Vernice came over to my Iowa City motel shortly after my arrival at midafternoon. For the first time in more than a decade she looked truly healthy. She was at her nadir a year and a half ago when I met her in Florence, Italy, for the purpose of seeing a retired doctor who had been a specialist in tropical medicine. She had been on a year’s fellowship in Glasgow, Scotland, and was cold, weak, and utterly miserable. It was in mid-March and I was in Zacatecas at the time but her voice sounded so small and remote that I decided to meet her. I flew from Mexico City to Rome, which was a not altogether pleasant reminder of an earlier trip to France in search of Vernice. Most of us know that medicine is scarcely a precise science but Vernice had been lucky to meet a doctor in Glasgow who had been a colleague of the Italian doctor when they had both worked for the United Nations in Arusha in Tanzania. The Italian doctor was a sprightly old man who looked like Sigmund Freud. The first few days we stayed in an inexpensive pensione where if I leaned precariously out the window I could see a half inch of the Arno River. When the doctor put Vernice in the hospital for tests I moved to a nice hotel where I could get room service. Vernice had been treated previously for liver flukes she’d encountered on a budget trip to Morocco when she was living in the south of France with her lesbian partner.

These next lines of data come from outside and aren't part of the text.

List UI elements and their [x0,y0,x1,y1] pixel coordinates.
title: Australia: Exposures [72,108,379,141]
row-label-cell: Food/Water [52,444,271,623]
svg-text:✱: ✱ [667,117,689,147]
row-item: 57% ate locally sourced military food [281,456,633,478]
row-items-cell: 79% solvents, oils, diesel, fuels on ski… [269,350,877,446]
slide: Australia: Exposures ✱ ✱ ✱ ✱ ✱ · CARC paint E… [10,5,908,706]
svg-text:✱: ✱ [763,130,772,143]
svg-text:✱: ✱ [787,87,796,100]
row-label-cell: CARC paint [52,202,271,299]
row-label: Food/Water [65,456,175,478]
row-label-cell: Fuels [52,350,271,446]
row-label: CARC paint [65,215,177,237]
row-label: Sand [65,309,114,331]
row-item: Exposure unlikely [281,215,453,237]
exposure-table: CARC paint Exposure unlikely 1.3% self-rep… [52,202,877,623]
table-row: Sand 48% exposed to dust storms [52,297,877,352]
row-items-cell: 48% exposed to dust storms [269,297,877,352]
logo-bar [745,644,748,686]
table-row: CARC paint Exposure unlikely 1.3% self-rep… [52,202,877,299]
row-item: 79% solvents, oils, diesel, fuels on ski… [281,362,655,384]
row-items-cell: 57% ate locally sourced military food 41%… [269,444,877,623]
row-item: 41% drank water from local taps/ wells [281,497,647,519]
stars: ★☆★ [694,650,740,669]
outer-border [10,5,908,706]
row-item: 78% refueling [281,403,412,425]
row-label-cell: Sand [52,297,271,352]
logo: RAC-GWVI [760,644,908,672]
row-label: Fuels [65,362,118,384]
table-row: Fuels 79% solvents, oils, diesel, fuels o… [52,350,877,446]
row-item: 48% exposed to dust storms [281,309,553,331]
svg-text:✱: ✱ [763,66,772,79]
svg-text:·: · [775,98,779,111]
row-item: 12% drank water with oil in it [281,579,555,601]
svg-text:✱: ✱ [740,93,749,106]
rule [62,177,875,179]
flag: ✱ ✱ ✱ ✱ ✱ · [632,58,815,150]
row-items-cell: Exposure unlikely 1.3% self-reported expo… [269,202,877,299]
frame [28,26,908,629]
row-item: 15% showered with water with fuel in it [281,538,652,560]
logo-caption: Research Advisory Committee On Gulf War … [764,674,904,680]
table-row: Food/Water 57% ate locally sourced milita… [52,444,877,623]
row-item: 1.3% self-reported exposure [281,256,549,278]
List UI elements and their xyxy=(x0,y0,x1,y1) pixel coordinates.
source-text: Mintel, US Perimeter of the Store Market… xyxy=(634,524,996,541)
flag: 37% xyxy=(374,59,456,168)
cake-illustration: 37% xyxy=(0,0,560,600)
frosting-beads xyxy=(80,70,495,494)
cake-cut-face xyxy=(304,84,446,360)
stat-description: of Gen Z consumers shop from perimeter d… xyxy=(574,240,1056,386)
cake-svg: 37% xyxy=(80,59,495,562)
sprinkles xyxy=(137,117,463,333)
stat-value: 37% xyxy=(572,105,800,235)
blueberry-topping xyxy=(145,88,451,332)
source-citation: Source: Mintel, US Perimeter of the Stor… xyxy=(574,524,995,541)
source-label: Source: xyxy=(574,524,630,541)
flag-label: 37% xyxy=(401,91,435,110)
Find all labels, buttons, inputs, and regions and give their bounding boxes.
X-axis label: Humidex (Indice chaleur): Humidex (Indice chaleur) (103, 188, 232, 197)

The Italian doctor, however, determined that she has two additional parasites, including one she had caught walking barefoot on a Jamaican beach; the third was of indeterminate tropical origin and the doctor explained to me that such parasites, though anyone can get them, are more typical in those on budget travel funds. After Florence Vernice was on the road back to health continuing her treatment with a specialist at the medical school in Ames, Iowa. Always a leftist bully she insisted I fly to Rome tourist class but after ten days in Florence and a night in Rome, when she was safely on a flight back to Glasgow, I changed my ticket to business class, proving, I suppose, that there was some of my parents left in me. Understandably in Florence our only physical contact was holding hands and it was like holding hands with a wraith.